En définitive, que nous apprend ce rapport? Que la loi n'est pas appliquée, ni par les employeurs ni par les tribunaux, en partie parce qu'elle est ignorée. On apprend qu'elle n'a apporté aucun progrès décisif, mais on note aussi, avec soulagement, qu'elle n'a pas non plus contribué à dégrader la situation. On apprend surtout que les salaires continuent désespérément à être de 15 à 25 pour cent inférieurs à ceux des hommes. Retour à la case départ! C'est un constat pessimiste, mais il pourrait être plus déprimant encore, car j'ai peur, en effet, qu'on entre dans une phase de recul.

La situation des femmes, notamment dans le travail, est devenue plus compliquée, plus opaque, plus précaire. Avec la tendance à l'individualisation des salaires, à la flexibilisation du travail, les femmes sont perdantes: le mérite se mesure à l'aune des critères masculins. Les discriminations passent plus facilement inaperçues, y compris pour les femmes qui en sont victimes; elles ne sont plus le résultat d'atteintes frontales; c'est moins spectaculaire, mais c'est plus pervers.

L'invisibilité, c'est le terme qui convient aussi pour parler des femmes au chômage ou en recherche d'emploi, des femmes au travail à temps très partiel ou sur appel, des femmes vouées au travail bénévole, des femmes immigrées qui veillent sur nos enfants, sur nos parents âgés, qui nettoient nos maisons ou nos bureaux.

Je ne voudrais pas finir dans une morosité trop grande.

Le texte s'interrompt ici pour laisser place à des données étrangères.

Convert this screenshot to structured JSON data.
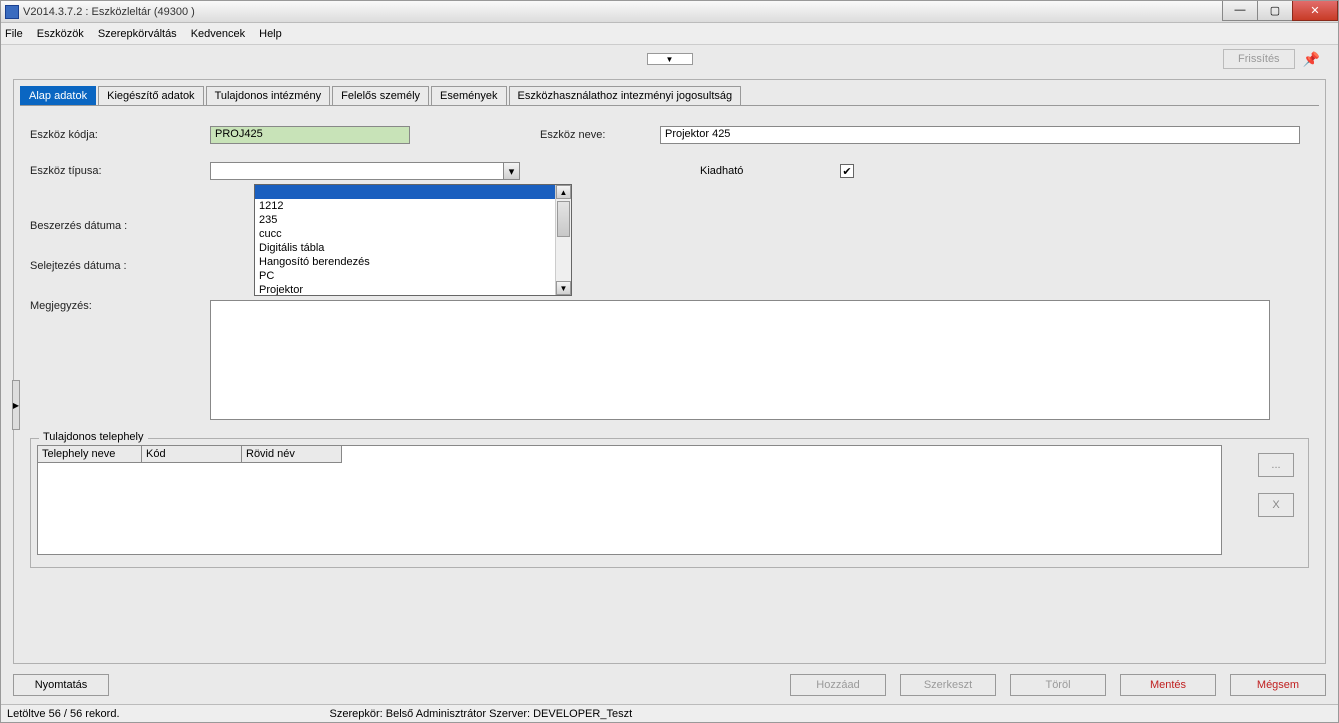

En cinquante ans, nous avons aussi eu des victoires: l'assurance-maternité, l'interruption volontaire de grossesse, des mesures de lutte contre la violence domestique, de meilleures allocations familiales et des crédits pour les places d'accueil pour les enfants. Mais surtout, les femmes sont fortes. Elles refusent d'être traitées en victimes, elles peuvent se mettre debout et avancer comme elles le font aujourd'hui partout dans le monde. Nous nous battrons pour de nouvelles victoires et nous commencerons par voter en faveur des diverses interventions parlementaires qui vont dans le sens de l'égalité.